Indigenous, non-Western, and community-based understandings of wellbeing are largely absent — or treated as “alternative” rather than legitimate knowledge systems. This erasure matters, particularly for communities whose distress has been shaped by colonisation, displacement, and intergenerational trauma.
4. It Privileges a Narrow, Normative Model of Sex and Relationships
The DSM continues to centre a culturally narrow idea of what constitutes “normal” sexual functioning.
This often includes:
prioritising penetrative, couple-based sex
pathologising desire differences rather than contextualising them
framing sexual difficulties in isolation from trauma, power, identity, or relational dynamics
As a result, many people — particularly women, LGBTQIA+ individuals, disabled people, sex workers, and those in non-monogamous or kink-inclusive relationships — are rendered invisible, excluded, or actively pathologised. This persists despite decades of research demonstrating the extraordinary diversity of human sexuality. Rather than supporting healing, this framework perpetuates shame and fear around sex — which is fundamentally counter-therapeutic.
5. It Maintains a Binary and Outdated View of Gender
Although the language has shifted slightly, the DSM still rests on binary assumptions about sex and gender that do not reflect lived reality.
Trans and gender-diverse people are often required to engage with diagnostic frameworks that implicitly frame their identity as a problem to be managed, rather than a valid expression shaped by social, biological, and cultural complexity. This can act as a significant barrier to care and contribute to further harm.
The DSM continues to reinforce biological binaries of “male” and “female,” rather than recognising the wide range of experiences relating to gender, bodies, genitals, sex, and sexual functioning.
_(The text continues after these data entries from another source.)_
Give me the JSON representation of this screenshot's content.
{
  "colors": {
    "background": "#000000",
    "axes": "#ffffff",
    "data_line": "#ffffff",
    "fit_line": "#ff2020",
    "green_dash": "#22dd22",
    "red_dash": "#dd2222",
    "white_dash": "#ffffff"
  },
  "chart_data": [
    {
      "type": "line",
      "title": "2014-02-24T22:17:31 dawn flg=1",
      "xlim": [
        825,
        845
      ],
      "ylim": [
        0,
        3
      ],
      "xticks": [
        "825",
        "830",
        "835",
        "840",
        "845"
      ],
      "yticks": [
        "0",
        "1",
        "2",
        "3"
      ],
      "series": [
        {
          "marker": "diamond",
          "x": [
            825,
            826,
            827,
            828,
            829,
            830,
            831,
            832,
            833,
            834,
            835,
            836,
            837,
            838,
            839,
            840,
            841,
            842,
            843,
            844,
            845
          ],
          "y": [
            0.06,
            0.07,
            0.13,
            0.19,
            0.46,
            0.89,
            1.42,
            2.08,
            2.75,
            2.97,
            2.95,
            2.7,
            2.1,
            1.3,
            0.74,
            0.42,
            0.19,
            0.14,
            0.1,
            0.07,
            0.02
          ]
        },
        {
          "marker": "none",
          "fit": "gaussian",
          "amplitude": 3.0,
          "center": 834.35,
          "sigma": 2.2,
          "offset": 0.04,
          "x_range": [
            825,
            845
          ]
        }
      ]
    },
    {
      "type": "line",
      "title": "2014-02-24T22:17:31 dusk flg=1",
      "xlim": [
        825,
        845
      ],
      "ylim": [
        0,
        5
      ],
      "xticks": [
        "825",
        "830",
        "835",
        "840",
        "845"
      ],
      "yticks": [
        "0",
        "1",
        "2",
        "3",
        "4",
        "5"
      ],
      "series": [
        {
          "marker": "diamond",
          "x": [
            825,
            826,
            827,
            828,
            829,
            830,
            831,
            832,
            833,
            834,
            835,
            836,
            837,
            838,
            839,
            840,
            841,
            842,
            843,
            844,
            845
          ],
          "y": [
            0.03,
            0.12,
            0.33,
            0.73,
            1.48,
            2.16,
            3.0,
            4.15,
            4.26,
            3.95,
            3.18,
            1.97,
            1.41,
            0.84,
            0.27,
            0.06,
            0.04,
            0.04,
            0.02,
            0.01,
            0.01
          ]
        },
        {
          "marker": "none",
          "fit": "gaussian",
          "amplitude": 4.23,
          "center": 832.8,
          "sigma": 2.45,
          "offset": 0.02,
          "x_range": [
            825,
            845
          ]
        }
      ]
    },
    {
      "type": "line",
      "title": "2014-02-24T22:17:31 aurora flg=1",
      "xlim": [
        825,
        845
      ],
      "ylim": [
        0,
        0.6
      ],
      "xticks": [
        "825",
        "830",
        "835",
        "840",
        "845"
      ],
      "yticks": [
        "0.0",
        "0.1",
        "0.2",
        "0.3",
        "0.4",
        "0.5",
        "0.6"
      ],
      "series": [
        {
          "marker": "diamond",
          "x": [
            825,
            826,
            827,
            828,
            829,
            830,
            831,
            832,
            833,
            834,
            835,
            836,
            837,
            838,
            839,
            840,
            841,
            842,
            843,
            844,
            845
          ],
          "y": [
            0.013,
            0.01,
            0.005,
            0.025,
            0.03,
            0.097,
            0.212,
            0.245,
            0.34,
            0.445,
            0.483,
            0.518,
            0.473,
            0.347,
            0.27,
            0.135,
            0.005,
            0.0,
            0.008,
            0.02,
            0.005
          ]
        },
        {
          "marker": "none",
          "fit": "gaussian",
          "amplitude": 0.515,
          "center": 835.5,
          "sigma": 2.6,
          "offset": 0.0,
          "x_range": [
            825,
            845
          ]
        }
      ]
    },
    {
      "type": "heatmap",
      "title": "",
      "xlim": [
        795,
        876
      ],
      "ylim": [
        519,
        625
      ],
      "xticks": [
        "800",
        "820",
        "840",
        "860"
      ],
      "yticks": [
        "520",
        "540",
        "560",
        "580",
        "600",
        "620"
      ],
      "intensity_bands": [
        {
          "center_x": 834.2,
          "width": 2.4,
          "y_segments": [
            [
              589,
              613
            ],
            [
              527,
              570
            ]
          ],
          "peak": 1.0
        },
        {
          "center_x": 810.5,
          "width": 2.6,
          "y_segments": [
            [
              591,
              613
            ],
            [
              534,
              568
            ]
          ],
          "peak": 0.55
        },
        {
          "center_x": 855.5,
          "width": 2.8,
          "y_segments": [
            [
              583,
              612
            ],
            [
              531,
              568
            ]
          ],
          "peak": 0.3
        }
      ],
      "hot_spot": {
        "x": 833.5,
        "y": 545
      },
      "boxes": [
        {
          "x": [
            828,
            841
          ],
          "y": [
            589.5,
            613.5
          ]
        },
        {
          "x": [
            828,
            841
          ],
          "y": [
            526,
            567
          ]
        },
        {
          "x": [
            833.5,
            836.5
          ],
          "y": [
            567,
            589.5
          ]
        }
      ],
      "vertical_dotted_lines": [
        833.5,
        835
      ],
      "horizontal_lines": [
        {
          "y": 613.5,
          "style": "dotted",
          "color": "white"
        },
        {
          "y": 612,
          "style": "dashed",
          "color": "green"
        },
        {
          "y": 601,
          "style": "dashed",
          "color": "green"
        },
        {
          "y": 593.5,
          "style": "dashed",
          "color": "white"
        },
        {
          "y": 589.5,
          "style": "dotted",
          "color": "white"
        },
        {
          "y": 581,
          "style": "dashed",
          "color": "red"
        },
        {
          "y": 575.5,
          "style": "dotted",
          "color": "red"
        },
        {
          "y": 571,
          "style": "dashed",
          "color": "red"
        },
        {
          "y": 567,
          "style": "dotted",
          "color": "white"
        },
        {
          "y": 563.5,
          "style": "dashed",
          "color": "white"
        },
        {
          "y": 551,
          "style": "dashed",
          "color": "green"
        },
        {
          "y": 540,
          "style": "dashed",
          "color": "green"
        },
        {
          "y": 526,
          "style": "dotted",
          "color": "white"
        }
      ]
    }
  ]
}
6. It Fails to Adequately Integrate Contemporary Trauma Science
Perhaps most critically, the DSM does not adequately reflect what we now understand about trauma and its links to mental and sexual health symptoms.
In reality, many of the conditions listed as “disorders” could be more accurately understood as adaptations to trauma.
Trauma adaptations can manifest as:
depression
anxiety
manic or dysregulated states
substance use
painful sex
erectile difficulties
dissociation or psychosis
personality-related patterns
In other words — many of the categories within the DSM.
This reframing is fundamentally important. When symptoms are understood as adaptations rather than individual dysfunction, the entire approach to treatment changes. Addressing underlying causes rather than surface symptoms leads to more effective and compassionate care — and better outcomes.
7. It Focuses on Symptoms, Not Causes
At its core, the DSM is a classification system — not a healing framework.
It tells us what is happening, but rarely why. Without attention to meaning, context, and function, treatment risks becoming about symptom management rather than resolution of the roots of distress.
We Can — and Must — Do Better
As healthcare practitioners, researchers, educators, and systems, we need to raise the standard.
We need frameworks that:
centre trauma, context, and systems
recognise diversity rather than pathologise it
integrate lived experience alongside research and clinical expertise
prioritise healing, not just diagnosis
The DSM may still serve an administrative and advocacy function — but it cannot remain the dominant lens through which we understand human suffering.
The future of mental health care — and the wellbeing of our fellow humans — depends on our willingness to move beyond outdated models and build approaches that truly reflect the complexity, resilience, and dignity of the people we serve.